Into her room I went. The bed was hastily made, but theonly thing out of place were a few dresser drawers not shut all the way. I took the time to shut them.

In her walk-in closet, jeans and sweatshirts were all over one side, a sports bra hanging on the back of the door handle, socks strewn about. The other side had her work clothes, neatly arranged by color. I reached out and touched a blue shirt I had always liked her in. My phone vibrated in my pocket.

Looking down, I saw that it was her.

Robert—he hit me, he hit me hard. I’m scared. I think he’s going to kill me

Never have I both run and stumbled so quickly.

I twisted my knee trying to get down the stairs and dropped my phone because my hands were shaking so badly. It crashed to the wood floor, and I had a horrid fear that I had just broken it. Neither Steph nor I owned a landline, and I had to call 9-1-1. Now. What would I do if it was broken?

Urgently, I picked it back up with hands that were into full-blown tremors now. Oh, thank goodness, it seemed to be OK, just a crack on the cover.

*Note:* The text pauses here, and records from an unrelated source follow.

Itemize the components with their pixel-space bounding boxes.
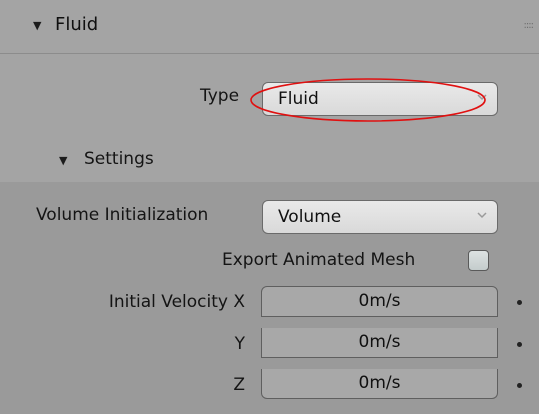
settings-section: Volume Initialization Volume Export Anim…	[0, 182, 539, 414]
keyframe-dot-icon[interactable]	[517, 342, 522, 347]
volume-initialization-dropdown[interactable]: Volume	[262, 200, 498, 234]
initial-velocity-x-field[interactable]: 0m/s	[261, 286, 498, 317]
initial-velocity-z-field[interactable]: 0m/s	[261, 369, 498, 399]
export-animated-mesh-checkbox[interactable]	[468, 250, 489, 271]
initial-velocity-x-label: Initial Velocity X	[108, 292, 245, 312]
volume-initialization-label: Volume Initialization	[36, 205, 209, 225]
initial-velocity-y-field[interactable]: 0m/s	[261, 328, 498, 358]
settings-subpanel-title: Settings	[84, 149, 154, 169]
export-animated-mesh-label: Export Animated Mesh	[222, 250, 416, 270]
panel-header[interactable]: ▼ Fluid ::::	[0, 0, 539, 54]
type-label: Type	[200, 86, 240, 106]
initial-velocity-z-label: Z	[233, 375, 245, 395]
initial-velocity-y-label: Y	[234, 334, 245, 354]
keyframe-dot-icon[interactable]	[517, 300, 522, 305]
collapse-triangle-icon[interactable]: ▼	[33, 19, 41, 32]
keyframe-dot-icon[interactable]	[517, 383, 522, 388]
type-dropdown[interactable]: Fluid	[262, 82, 498, 116]
chevron-down-icon	[477, 94, 487, 101]
drag-handle-icon[interactable]: ::::	[524, 20, 535, 31]
panel-title: Fluid	[55, 14, 99, 35]
chevron-down-icon	[477, 212, 487, 219]
type-section: Type Fluid ▼ Settings	[0, 54, 539, 182]
volume-initialization-value: Volume	[278, 207, 342, 227]
settings-collapse-triangle-icon[interactable]: ▼	[59, 154, 67, 167]
type-dropdown-value: Fluid	[278, 89, 319, 109]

Beads of sweat were forming on my forehead. My throat felt hoarse. I wondered if I would be able to talk to the 9-1-1 operator. Forcing my fingers to function, I pushed those dreaded three buttons that no one wants to use and held the phone to my ear, my heart thumping so loudly I could hear it, blood pulsing at my ears.

“9-1-1, what’s your emergency?”

“My friend is in trouble. She texted me that a man is trying to kill her. Someone she has been seeing. His name is Trent…”

“Sir, calm down, where is her last known location?”